Economic uncertainty that is hampering most media won’t stop the growth in video games.

Revenue generated in the U.S. and Canada by the videogame industry, minus hardware sales, will grow at an average clip of 5.8% annually over the next five years, according to PricewaterhouseCoopers analysis due out Tuesday.

Such growth prospects exceed that of other media, with notable exceptions being online advertising and Internet access — the latter being driven by a continuing shift from dial-up to more expensive broadband.

Revenue from PC games will continue to decline, but console, hand-held and wireless games will more than make up the slack. Plus, in-game advertising will lead the category, with 13% growth annually for the next five years.

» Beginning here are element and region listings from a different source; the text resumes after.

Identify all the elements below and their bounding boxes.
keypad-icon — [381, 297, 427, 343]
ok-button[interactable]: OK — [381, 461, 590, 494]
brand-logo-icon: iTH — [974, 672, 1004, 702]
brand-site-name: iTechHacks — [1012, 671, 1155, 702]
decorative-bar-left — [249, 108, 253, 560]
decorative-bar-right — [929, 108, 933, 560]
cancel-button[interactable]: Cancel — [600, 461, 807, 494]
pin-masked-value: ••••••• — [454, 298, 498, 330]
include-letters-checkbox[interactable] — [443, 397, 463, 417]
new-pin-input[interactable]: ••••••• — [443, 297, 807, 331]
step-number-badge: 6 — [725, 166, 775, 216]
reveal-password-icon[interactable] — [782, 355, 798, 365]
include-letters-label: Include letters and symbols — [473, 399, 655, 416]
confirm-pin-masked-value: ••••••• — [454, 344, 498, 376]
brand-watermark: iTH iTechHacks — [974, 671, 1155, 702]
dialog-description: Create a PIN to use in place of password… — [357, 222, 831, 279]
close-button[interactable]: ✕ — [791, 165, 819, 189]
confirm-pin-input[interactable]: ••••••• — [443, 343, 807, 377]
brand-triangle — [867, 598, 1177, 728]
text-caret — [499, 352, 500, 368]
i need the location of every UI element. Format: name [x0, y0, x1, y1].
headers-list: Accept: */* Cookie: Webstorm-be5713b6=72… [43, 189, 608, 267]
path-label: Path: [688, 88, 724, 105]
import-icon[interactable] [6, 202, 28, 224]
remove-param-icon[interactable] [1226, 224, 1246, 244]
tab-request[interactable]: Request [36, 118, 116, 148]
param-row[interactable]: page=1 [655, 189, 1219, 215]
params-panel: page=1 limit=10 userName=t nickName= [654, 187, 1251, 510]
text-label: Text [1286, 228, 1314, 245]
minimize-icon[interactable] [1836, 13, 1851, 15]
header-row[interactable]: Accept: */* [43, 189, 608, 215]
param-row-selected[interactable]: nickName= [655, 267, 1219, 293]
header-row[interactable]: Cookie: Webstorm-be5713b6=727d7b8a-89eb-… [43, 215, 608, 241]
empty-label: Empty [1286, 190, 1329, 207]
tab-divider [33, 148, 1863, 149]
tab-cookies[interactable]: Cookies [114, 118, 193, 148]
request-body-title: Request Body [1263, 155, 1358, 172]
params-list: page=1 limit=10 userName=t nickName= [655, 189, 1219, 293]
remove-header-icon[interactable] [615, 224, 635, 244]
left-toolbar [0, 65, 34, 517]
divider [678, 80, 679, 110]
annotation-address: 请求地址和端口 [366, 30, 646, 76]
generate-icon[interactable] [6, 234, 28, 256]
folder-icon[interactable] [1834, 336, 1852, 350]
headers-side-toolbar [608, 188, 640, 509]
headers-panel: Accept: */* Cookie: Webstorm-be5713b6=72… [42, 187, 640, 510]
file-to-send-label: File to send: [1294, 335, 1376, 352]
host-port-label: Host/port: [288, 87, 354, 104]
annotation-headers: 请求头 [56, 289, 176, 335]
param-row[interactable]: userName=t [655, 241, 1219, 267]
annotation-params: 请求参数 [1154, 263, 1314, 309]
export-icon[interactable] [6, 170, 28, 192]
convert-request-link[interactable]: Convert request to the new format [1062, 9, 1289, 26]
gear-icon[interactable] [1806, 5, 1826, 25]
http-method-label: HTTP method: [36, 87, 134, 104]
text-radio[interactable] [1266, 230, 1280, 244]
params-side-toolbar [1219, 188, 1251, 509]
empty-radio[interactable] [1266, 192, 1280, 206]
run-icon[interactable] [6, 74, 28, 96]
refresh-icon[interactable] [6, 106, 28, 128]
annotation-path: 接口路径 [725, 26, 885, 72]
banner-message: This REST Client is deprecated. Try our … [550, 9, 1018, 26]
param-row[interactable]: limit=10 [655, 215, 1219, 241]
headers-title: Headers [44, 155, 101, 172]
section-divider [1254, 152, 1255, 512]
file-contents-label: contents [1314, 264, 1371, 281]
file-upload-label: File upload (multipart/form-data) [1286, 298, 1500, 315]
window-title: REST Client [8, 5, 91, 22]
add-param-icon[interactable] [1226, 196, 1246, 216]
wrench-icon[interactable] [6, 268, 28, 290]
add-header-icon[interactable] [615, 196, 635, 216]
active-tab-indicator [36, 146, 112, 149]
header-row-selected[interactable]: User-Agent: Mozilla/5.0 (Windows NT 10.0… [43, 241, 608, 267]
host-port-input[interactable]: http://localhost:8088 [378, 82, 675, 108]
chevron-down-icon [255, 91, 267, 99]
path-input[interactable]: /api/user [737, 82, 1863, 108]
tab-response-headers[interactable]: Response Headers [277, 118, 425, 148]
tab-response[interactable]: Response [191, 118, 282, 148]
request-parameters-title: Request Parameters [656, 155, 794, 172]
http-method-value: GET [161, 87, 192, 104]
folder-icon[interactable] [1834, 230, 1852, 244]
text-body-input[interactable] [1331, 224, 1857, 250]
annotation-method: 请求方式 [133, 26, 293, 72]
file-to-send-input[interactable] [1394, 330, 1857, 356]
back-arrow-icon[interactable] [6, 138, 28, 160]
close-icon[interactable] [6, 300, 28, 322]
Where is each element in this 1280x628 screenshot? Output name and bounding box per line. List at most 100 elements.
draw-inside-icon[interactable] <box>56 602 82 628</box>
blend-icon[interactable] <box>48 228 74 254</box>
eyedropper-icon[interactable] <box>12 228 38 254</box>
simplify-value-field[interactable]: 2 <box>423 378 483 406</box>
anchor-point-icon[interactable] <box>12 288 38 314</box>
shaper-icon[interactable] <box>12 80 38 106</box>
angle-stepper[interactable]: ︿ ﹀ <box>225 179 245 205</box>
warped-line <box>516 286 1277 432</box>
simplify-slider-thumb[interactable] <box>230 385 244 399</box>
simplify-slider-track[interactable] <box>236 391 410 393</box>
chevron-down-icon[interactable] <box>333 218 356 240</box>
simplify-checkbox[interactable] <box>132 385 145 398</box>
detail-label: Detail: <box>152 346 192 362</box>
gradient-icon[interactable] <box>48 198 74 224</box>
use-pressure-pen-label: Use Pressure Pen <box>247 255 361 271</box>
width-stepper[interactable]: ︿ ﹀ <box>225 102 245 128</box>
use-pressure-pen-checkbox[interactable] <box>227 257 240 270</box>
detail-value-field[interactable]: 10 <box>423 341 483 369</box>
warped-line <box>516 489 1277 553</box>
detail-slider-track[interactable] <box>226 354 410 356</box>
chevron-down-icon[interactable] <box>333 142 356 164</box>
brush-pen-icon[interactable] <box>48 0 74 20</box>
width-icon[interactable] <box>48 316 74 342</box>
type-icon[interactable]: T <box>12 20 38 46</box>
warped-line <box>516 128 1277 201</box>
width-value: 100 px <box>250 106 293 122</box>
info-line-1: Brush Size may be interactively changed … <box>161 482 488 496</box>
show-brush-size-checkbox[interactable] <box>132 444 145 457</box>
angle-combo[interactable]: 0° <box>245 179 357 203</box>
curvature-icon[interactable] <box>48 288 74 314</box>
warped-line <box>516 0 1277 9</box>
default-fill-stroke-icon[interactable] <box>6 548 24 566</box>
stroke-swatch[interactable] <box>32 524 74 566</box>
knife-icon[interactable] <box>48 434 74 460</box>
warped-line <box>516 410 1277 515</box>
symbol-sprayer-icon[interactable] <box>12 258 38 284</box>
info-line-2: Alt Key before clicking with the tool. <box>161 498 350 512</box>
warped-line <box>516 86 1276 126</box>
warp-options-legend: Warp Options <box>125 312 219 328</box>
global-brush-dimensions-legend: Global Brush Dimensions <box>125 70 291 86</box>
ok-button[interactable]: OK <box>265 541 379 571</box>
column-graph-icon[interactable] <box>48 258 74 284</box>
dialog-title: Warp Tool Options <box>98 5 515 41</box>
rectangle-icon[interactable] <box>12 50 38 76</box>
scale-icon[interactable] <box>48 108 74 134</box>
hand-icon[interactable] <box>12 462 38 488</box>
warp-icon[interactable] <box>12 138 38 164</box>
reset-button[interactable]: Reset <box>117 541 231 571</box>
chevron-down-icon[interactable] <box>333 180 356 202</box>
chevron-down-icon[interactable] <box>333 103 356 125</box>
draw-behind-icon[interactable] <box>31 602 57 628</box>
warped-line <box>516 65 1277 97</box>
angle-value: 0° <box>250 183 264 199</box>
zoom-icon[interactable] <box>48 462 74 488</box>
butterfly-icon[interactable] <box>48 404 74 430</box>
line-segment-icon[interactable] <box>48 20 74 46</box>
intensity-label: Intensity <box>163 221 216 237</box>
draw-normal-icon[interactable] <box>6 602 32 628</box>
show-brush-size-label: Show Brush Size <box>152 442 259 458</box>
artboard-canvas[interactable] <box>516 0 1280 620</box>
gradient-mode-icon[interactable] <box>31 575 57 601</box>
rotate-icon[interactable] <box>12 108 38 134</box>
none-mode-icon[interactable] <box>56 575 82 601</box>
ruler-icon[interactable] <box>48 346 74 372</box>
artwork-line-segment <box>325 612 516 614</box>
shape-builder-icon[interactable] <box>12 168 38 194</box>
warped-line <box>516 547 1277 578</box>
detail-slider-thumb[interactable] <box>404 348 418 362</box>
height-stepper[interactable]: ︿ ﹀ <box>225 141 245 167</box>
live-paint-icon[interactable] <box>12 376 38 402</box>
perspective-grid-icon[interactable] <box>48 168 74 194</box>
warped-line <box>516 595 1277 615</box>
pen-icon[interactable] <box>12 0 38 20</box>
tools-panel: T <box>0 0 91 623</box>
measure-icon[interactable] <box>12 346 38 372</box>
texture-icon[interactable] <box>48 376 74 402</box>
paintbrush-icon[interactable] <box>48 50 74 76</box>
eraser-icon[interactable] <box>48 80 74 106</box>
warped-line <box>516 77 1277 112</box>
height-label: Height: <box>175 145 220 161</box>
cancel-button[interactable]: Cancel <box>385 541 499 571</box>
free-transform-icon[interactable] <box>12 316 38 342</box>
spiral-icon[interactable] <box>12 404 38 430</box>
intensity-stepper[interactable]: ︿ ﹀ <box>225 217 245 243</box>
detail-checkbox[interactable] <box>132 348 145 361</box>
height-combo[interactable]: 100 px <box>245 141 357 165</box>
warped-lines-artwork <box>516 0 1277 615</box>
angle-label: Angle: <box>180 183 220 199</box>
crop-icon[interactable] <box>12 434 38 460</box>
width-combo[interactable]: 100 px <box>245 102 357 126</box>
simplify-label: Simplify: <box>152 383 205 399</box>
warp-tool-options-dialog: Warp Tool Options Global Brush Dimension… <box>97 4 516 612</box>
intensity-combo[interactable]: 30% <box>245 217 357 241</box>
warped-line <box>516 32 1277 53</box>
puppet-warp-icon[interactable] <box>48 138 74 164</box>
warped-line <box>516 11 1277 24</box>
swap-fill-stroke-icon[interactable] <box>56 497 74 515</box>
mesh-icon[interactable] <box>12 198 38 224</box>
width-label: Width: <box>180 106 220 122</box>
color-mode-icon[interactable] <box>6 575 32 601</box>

Video game advertising, which generated just $30 million in North America in 2004, will grow to $886 million this year and to $1.4 billion in 2013, according to PwC.

Advertising in videogames is more diverse, innovative, accountable and targeted than competing venues, said Stefanie Kane, a partner at PwC’s entertainment and media practice.

The report says the video game industry — without hardware — in North America will bring in $17.2 billion in sales this year, growing to $21.6 billion in 2013. By then, the game industry will be three times larger than the recorded music industry, which is expected to sink 4.4% annually to $7.2 billion in 2013.

By further comparison, filmed entertainment in North America will rise 3.4% a year to $45.1 billion in 2013 and the biggest media segment — TV subscriptions and license fees — will grow 5.4% annually to $97.3 billion during that frame.

Kane says that the “unlimited hours of fun” after an initial purchase of a game is one reason that cost-conscious consumers will keep buying games even in economic rough patches.

She also said that videogames are beginning to transcend demographics, with casual games being played by older generations and females, even if hard-core gamers remain young males.

Globally, the videogame market will grow at a 7.4% compound annual rate to $73.5 billion in 2013, according to PwC.